WELLINGTON (Reuters) - New Zealand business sentiment worsened in February, reversing some of the recent improvement seen in the previous survey in December, an ANZ Bank survey showed on Thursday.
The survey's headline measure showed a net 30.9 percent of respondents expected the economy to deteriorate over the year ahead. That compared with a net 24.1 percent pessimism level in the previous poll in December.
The New Zealand dollar slipped to $0.6838 from $0.6851 after the release.
Fragile business sentiment has dogged New Zealand's economy and its centre-left Labour-led government since it took office in late 2017, with firms worried about investment and employment policies.
Confidence hit a decade-low in August with the index falling to -50.3 percent, although managed to claw back some of these losses in recent months after Prime Minister Jacinda Ardern set up a business council to advise her on economic issues.
The ANZ survey on Thursday showed firms’ expectations for their own activity had eased 3 points, with a net 10.5 percent expecting their business to grow in the next 12 months compared with 13.6 percent in December.

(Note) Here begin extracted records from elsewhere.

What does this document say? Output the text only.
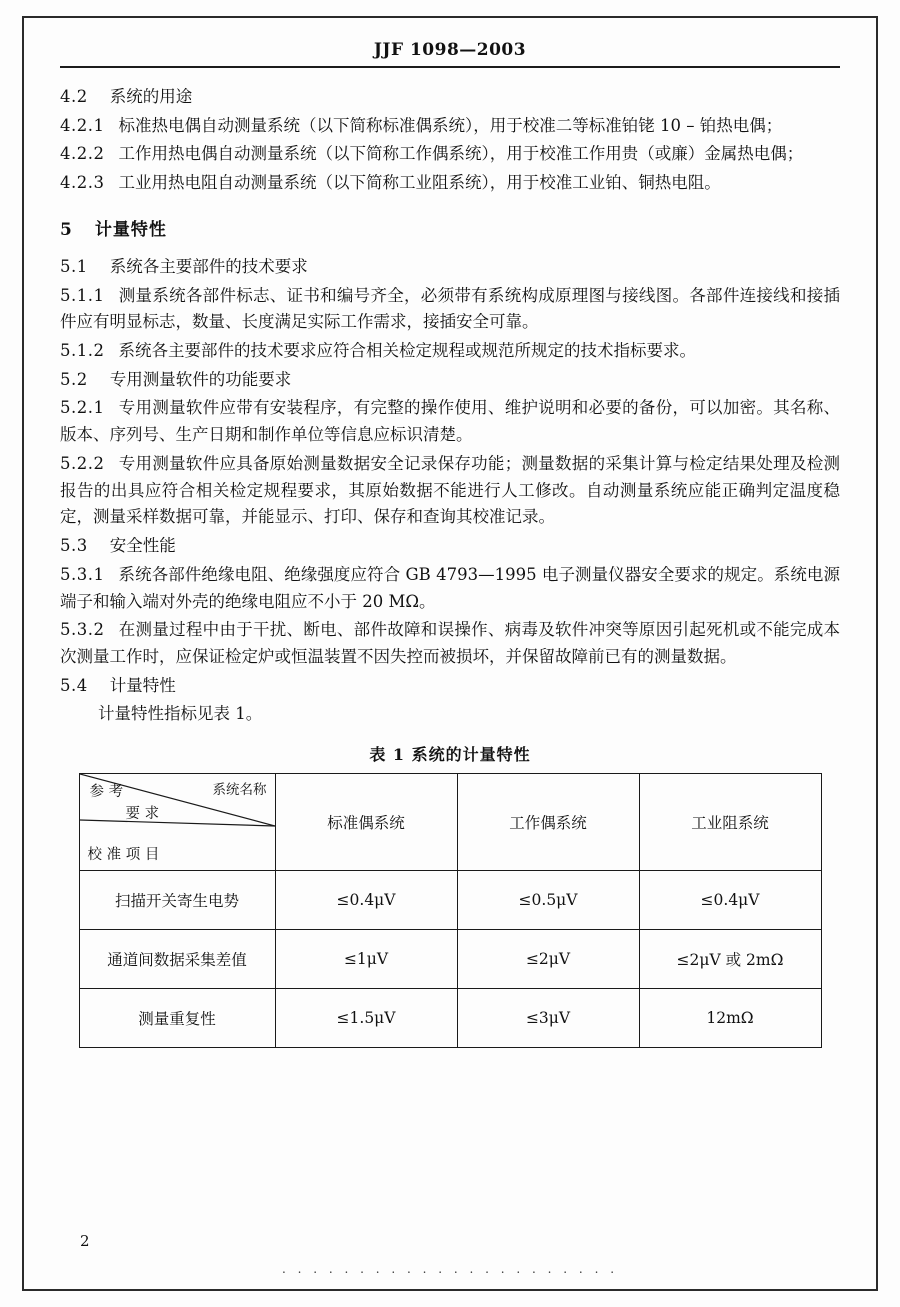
JJF 1098—2003

4.2 系统的用途

4.2.1 标准热电偶自动测量系统（以下简称标准偶系统），用于校准二等标准铂铑 10 – 铂热电偶；

4.2.2 工作用热电偶自动测量系统（以下简称工作偶系统），用于校准工作用贵（或廉）金属热电偶；

4.2.3 工业用热电阻自动测量系统（以下简称工业阻系统），用于校准工业铂、铜热电阻。

5 计量特性

5.1 系统各主要部件的技术要求

5.1.1 测量系统各部件标志、证书和编号齐全，必须带有系统构成原理图与接线图。各部件连接线和接插件应有明显标志，数量、长度满足实际工作需求，接插安全可靠。

5.1.2 系统各主要部件的技术要求应符合相关检定规程或规范所规定的技术指标要求。

5.2 专用测量软件的功能要求

5.2.1 专用测量软件应带有安装程序，有完整的操作使用、维护说明和必要的备份，可以加密。其名称、版本、序列号、生产日期和制作单位等信息应标识清楚。

5.2.2 专用测量软件应具备原始测量数据安全记录保存功能；测量数据的采集计算与检定结果处理及检测报告的出具应符合相关检定规程要求，其原始数据不能进行人工修改。自动测量系统应能正确判定温度稳定，测量采样数据可靠，并能显示、打印、保存和查询其校准记录。

5.3 安全性能

5.3.1 系统各部件绝缘电阻、绝缘强度应符合 GB 4793—1995 电子测量仪器安全要求的规定。系统电源端子和输入端对外壳的绝缘电阻应不小于 20 MΩ。

5.3.2 在测量过程中由于干扰、断电、部件故障和误操作、病毒及软件冲突等原因引起死机或不能完成本次测量工作时，应保证检定炉或恒温装置不因失控而被损坏，并保留故障前已有的测量数据。

5.4 计量特性

计量特性指标见表 1。

表 1 系统的计量特性
参 考
要 求
系统名称
校 准 项 目	标准偶系统	工作偶系统	工业阻系统
扫描开关寄生电势	≤0.4μV	≤0.5μV	≤0.4μV
通道间数据采集差值	≤1μV	≤2μV	≤2μV 或 2mΩ
测量重复性	≤1.5μV	≤3μV	12mΩ
2
. . . . . . . . . . . . . . . . . . . . . .
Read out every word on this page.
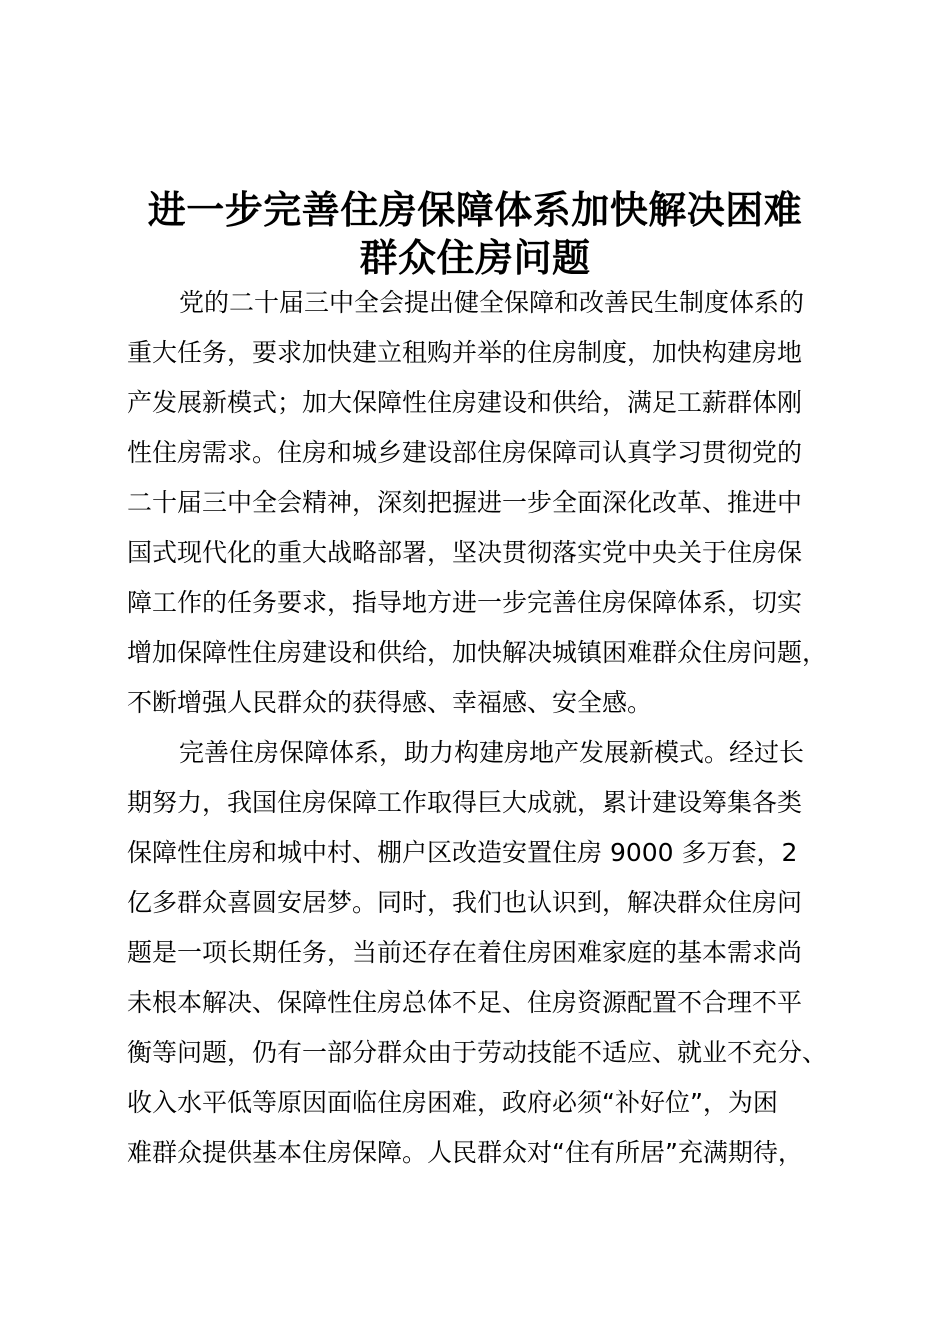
进一步完善住房保障体系加快解决困难
群众住房问题
党的二十届三中全会提出健全保障和改善民生制度体系的
重大任务，要求加快建立租购并举的住房制度，加快构建房地
产发展新模式；加大保障性住房建设和供给，满足工薪群体刚
性住房需求。住房和城乡建设部住房保障司认真学习贯彻党的
二十届三中全会精神，深刻把握进一步全面深化改革、推进中
国式现代化的重大战略部署，坚决贯彻落实党中央关于住房保
障工作的任务要求，指导地方进一步完善住房保障体系，切实
增加保障性住房建设和供给，加快解决城镇困难群众住房问题，
不断增强人民群众的获得感、幸福感、安全感。
完善住房保障体系，助力构建房地产发展新模式。经过长
期努力，我国住房保障工作取得巨大成就，累计建设筹集各类
保障性住房和城中村、棚户区改造安置住房 9000 多万套，2
亿多群众喜圆安居梦。同时，我们也认识到，解决群众住房问
题是一项长期任务，当前还存在着住房困难家庭的基本需求尚
未根本解决、保障性住房总体不足、住房资源配置不合理不平
衡等问题，仍有一部分群众由于劳动技能不适应、就业不充分、
收入水平低等原因面临住房困难，政府必须“补好位”，为困
难群众提供基本住房保障。人民群众对“住有所居”充满期待，
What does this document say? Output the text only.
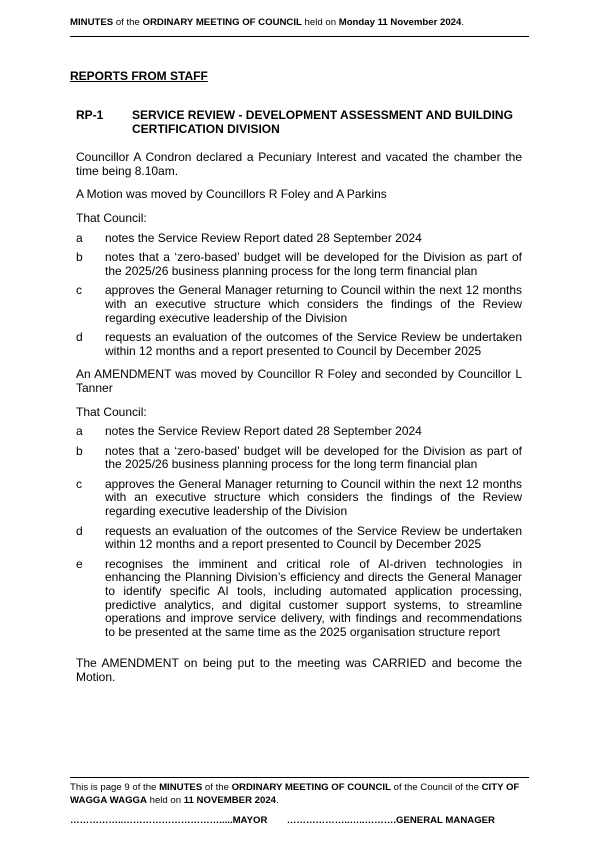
MINUTES of the ORDINARY MEETING OF COUNCIL held on Monday 11 November 2024.
REPORTS FROM STAFF
RP-1	SERVICE REVIEW - DEVELOPMENT ASSESSMENT AND BUILDING CERTIFICATION DIVISION

Councillor A Condron declared a Pecuniary Interest and vacated the chamber the time being 8.10am.

A Motion was moved by Councillors R Foley and A Parkins

That Council:

a	notes the Service Review Report dated 28 September 2024
b	notes that a ‘zero-based’ budget will be developed for the Division as part of the 2025/26 business planning process for the long term financial plan
c	approves the General Manager returning to Council within the next 12 months with an executive structure which considers the findings of the Review regarding executive leadership of the Division
d	requests an evaluation of the outcomes of the Service Review be undertaken within 12 months and a report presented to Council by December 2025

An AMENDMENT was moved by Councillor R Foley and seconded by Councillor L Tanner

That Council:

a	notes the Service Review Report dated 28 September 2024
b	notes that a ‘zero-based’ budget will be developed for the Division as part of the 2025/26 business planning process for the long term financial plan
c	approves the General Manager returning to Council within the next 12 months with an executive structure which considers the findings of the Review regarding executive leadership of the Division
d	requests an evaluation of the outcomes of the Service Review be undertaken within 12 months and a report presented to Council by December 2025
e	recognises the imminent and critical role of AI-driven technologies in enhancing the Planning Division’s efficiency and directs the General Manager to identify specific AI tools, including automated application processing, predictive analytics, and digital customer support systems, to streamline operations and improve service delivery, with findings and recommendations to be presented at the same time as the 2025 organisation structure report

The AMENDMENT on being put to the meeting was CARRIED and become the Motion.

This is page 9 of the MINUTES of the ORDINARY MEETING OF COUNCIL of the Council of the CITY OF WAGGA WAGGA held on 11 NOVEMBER 2024.
……………..………………………….....MAYOR ………………..…..……….GENERAL MANAGER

The agriculture and services sectors were the most optimistic and the construction sector the least, the survey showed.
"Clearly the economy is stretched at the moment, but it does appear that momentum has waned markedly over the last six months," said ANZ Chief Economist Sharon Zollner.
In its last policy meeting, New Zealand's central bank retained the possibility of a rate cut in the face of rising economic risks, but struck a broadly neutral policy tone.
ANZ has forecast a cut in rates for November, although the central bank has said it expects to keep rates at their current level through 2019 and 2020.
Businesses in New Zealand complained about the government's decision to hike the minimum wage, restrictions on foreign homebuying and a ban on new offshore oil-and-gas exploration permit.
New Zealand's Tax Working Group last week recommended that the government begin taxing capital gains income, a policy that critics say could deter investors, especially in the property market.